San Bernardino shooting: US Muslims raise more than $120,000 for victims’ families
In the same week that Republican presidential candidate Donald Trump responded to the San Bernadino shooting by calling for a complete ban on Muslims entering the United States, a fundraising campaign created by US Muslims has raised more than $120,000 for the families of the victims - in just four days.
Fourteen people were killed and 21 wounded when married couple Syed Rizwan Farook and Tashfeen walked into a social services centre in San Bernadino, California, and began shooting. The couple are believed to have been radicalised and Isis has claimed couple were its supporters.

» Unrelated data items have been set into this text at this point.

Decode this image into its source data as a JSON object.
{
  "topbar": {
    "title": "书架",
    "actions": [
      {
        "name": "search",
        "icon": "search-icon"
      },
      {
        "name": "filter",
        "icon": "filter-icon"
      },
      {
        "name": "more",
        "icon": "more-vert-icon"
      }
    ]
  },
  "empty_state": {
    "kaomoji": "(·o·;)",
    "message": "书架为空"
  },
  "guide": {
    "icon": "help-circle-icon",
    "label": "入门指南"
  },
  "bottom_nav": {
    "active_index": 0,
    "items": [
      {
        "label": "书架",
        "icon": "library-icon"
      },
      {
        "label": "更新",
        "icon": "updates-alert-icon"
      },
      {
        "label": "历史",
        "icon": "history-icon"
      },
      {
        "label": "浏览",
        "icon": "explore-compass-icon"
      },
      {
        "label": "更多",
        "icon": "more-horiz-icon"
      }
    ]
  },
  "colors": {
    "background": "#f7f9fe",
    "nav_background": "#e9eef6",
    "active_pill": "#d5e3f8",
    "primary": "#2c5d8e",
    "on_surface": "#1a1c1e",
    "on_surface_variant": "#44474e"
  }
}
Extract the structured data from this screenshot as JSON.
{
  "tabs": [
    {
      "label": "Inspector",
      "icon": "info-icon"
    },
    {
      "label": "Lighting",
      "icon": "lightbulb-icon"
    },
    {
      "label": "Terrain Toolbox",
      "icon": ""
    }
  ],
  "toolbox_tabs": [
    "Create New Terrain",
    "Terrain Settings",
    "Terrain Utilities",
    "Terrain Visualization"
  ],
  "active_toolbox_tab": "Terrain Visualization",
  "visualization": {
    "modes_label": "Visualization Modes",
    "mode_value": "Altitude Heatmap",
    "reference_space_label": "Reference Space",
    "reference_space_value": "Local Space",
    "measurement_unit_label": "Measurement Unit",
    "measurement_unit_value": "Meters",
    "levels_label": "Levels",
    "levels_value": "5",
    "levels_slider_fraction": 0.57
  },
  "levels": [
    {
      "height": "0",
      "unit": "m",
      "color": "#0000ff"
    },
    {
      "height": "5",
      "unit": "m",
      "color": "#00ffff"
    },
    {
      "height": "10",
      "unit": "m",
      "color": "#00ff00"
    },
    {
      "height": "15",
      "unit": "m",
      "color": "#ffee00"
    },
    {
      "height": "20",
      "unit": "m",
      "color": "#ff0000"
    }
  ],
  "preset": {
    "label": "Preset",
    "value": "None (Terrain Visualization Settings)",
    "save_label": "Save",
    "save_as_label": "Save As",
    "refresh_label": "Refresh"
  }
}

The project, “Muslims United for San Bernadino”, has raised $120,374 for the victims’ families in a bid to “respond to evil with good”.
It has been set up by Faisal Qazi, 41, a Muslim neurologist, on the LaunchGood platform, a global Muslim crowdfunding platform. It has been backed by local, regional and national Muslim organisations.
“We wish to respond to evil with good, as our faith instructs us, and send a powerful message of compassion through action,” he wrote on the crowdfunding page. “No amount of money will bring back their loved ones, but we do hope to lessen their burden in some way.”
The campaign started with an initial goal of $50,000 to help with the short-term needs of the victims’ families through the MiNDS network, a family-centred development organisation. The organisers had to raise their goal to $140,000 after the campaign took off, and hope the additional money can be used to help families with long-term expenses or to donate to the centre where the shooting took place.
National Muslim leaders have endorsed the campaign, including Dr Muzammil Siddiqi, chair of the Southern California Islamic Shura Council. He said: "We are sad at the suffering of our neighbors in San Bernardino. We are with them not only with the words of sympathy and condolences; we should show the acts of kindness and compassion. Victims' Fund is a noble idea. I urge all American Muslims to contribute to this fund."
Speaking to the LA Times, Qazi said: “What you’re seeing is the coming of a new generation of American Muslims being emotionally and physically invested in whatever transpires in society.”